Herr Waaktaar, Ende 2010 geben Sie mit A-ha Ihr letztes Konzert. Wissen Sie schon, was Sie danach machen werden?
Pal Waaktaar-Savoy: Musik. Mit meiner Frau habe ich 1994 die Indierock-Band "Savoy" gegründet. Ich werde immer spielen und Songs schreiben, mit A-ha oder mit anderen.
Und Sie, Herr Harket?
Morten Harket: Ich könnte auf der Stelle mit dem Musikmachen aufhören.
Kann man daraus schließen, dass die Auflösung der Band keine einstimmige Entscheidung war?
Waaktaar-Savoy: Sagen wir es malso: Manche von uns wollten es mehr, andere weniger. Harket: Solche Entscheidungen fallen ja nicht von einem Tag auf den anderen. Es war ein Prozess, eine Entwicklung.
Dabei sind Sie das, was andere Boy Bands von früher sein wollten, aber nie wurden: angesehene Musiker. Chris Martin von Coldplay sagte, A-ha hätten ihn musikalisch sehr beeinflusst.
Harket: Die ersten Jahre als Teenie-Idole waren schrecklich. Es ging nur um unser Aussehen. Dabei waren unsere Songs von Anfang an nicht fröhlich-poppig, sondern hatten eine bestimmte Melancholie. Das hat keinen interessiert. Wir waren froh, dass wir in den 90ern eine "Erwachsenenband" waren.
Mit "Foot Of The Mountain" haben Sie jetzt einen Hit gelandet, der fast an die Erfolge von früher heranreicht. Warum hören Sie trotzdem auf?
Harket: Warum nicht? A-ha gibt es seit einem Vierteljahrhundert. 25 Jahre, das ist doch eine gute Zahl. Es war eine schöne Zeit.
Herr Harket, Presseagenturen melden, Sie wollten irgendwann in die Politik gehen. Stimmt das?
Harket: Ich hatte es bis vor einem Jahr vor. Dann wurde Obama gewählt, jetzt braucht die Welt mich nicht mehr. Aber im Ernst: Mit Politik meine ich nicht Parteipolitik, die hat mich nie interessiert.
Sie waren für Wohltätigkeitsorganisationen unterwegs, haben sich für die Menschenrechte in Ost-Timor eingesetzt. Wollen Sie das Engagement ausweiten?

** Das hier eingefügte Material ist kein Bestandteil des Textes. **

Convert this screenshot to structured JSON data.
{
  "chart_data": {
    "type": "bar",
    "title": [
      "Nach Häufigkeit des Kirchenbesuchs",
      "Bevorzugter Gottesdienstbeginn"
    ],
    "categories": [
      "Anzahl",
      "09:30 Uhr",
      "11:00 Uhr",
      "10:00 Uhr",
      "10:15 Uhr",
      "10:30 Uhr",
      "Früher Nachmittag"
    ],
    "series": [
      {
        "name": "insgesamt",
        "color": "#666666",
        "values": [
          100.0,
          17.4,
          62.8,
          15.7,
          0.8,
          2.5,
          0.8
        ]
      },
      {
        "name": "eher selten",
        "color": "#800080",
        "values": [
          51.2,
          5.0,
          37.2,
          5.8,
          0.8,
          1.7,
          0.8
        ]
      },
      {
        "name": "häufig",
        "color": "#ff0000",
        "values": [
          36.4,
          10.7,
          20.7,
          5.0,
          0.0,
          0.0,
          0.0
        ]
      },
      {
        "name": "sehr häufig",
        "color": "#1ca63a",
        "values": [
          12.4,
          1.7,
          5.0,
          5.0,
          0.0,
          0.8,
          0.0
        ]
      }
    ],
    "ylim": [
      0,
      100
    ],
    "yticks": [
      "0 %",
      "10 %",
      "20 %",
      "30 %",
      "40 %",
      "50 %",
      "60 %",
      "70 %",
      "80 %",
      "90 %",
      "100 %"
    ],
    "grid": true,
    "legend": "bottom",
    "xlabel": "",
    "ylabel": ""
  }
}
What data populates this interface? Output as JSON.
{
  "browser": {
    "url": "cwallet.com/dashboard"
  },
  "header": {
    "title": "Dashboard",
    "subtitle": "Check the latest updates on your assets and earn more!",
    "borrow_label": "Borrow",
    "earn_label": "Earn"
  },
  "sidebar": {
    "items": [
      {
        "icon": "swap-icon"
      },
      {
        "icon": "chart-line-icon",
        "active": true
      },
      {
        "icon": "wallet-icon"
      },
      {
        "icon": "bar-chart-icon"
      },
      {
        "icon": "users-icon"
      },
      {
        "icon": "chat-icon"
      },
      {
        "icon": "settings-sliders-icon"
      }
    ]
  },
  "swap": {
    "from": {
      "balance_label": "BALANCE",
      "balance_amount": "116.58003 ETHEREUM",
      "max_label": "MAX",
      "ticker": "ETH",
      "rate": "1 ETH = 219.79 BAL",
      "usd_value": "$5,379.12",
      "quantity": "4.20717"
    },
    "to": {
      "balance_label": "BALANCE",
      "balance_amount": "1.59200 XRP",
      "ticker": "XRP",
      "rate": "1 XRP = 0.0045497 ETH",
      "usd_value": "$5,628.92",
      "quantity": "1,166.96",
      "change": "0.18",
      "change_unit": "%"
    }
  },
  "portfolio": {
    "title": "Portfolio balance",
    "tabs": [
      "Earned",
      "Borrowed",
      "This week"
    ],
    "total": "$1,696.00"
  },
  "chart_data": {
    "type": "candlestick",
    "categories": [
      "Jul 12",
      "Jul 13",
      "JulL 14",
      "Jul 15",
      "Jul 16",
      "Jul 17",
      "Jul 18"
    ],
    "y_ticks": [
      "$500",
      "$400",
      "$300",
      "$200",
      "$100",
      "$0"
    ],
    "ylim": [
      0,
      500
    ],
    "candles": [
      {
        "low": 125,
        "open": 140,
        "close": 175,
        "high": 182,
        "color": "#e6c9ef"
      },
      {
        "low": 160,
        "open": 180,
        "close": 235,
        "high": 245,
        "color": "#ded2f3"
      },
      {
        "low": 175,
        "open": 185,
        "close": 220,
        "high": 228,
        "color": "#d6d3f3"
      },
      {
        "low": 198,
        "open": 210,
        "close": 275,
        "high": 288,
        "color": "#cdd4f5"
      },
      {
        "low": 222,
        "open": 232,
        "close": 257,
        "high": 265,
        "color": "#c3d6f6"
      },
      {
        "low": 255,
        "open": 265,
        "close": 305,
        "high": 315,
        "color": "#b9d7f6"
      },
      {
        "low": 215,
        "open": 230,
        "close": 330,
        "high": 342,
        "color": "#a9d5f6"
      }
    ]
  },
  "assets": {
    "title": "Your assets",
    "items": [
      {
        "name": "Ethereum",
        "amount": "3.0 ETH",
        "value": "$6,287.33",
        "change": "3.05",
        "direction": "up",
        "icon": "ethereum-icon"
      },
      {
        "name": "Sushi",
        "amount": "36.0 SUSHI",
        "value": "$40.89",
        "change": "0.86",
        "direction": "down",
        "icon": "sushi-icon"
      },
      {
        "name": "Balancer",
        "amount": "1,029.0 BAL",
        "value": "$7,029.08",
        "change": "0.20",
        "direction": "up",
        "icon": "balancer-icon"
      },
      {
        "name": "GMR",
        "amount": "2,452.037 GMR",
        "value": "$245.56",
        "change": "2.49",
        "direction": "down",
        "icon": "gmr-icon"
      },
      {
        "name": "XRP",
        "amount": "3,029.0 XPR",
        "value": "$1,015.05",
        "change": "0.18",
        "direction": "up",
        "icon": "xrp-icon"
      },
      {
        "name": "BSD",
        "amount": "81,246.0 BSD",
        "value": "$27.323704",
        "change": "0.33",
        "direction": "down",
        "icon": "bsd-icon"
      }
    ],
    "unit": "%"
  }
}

Harket: Ich nutze meine Popularität, um auf Missstände aufmerksam zu machen, es ist wirklich Wahnsinn, was in Ost-Timor passiert ist. Ich spende auch, aber mein Traum einer gerechten Welt ist ein anderer: Alle Menschen sollen ein lebenswertes Leben haben, ohne dass jemand ihnen "Gutes tun" muss.
Herr Harket, Sie haben eine Falsett-Stimme, die im Pop-Geschäft ihresgleichen sucht. Wie schaffen Sie es, mit 50 noch so zu klingen, als wären Sie Mitte 20?
Harket: Es ist verdammt schwierig. Leider habe ich das Gefühl, dass die anderen aus der Band das nie so richtig verstanden haben. Wenn ich auf der Bühne stehe, muss die Akustik perfekt sein, denn ich bin von Natur aus ein Bariton, singe aber wie ein Tenor. Sie können sich vorstellen, wie anstrengend das ist. Das ist auch der Grund, weshalb ich Falsett, also mit Kopfstimme, singe. Als Bruststimme ist die Bandbreite, die ich brauche, nicht zu schaffen. Wichtig ist daher, dass ich auch Nuancen im Kopf höre, die kleinste Boden-Unebenheit kann da stören.
Am 4. Dezember 2010 spielen Sie in Oslo Ihr Abschlusskonzert. Ist es nicht seltsam, so lange noch gemeinsam auf Tour zu sein?
Waaktaar-Savoy: Stimmt, das ist es schon. Aber wir kennen uns mittlerweile so gut, haben so viel Routine und im Übrigen bereits lange Phasen hinter uns, in denen jeder von uns eigene Wege gegangen ist. Das kriegen wir schon hin.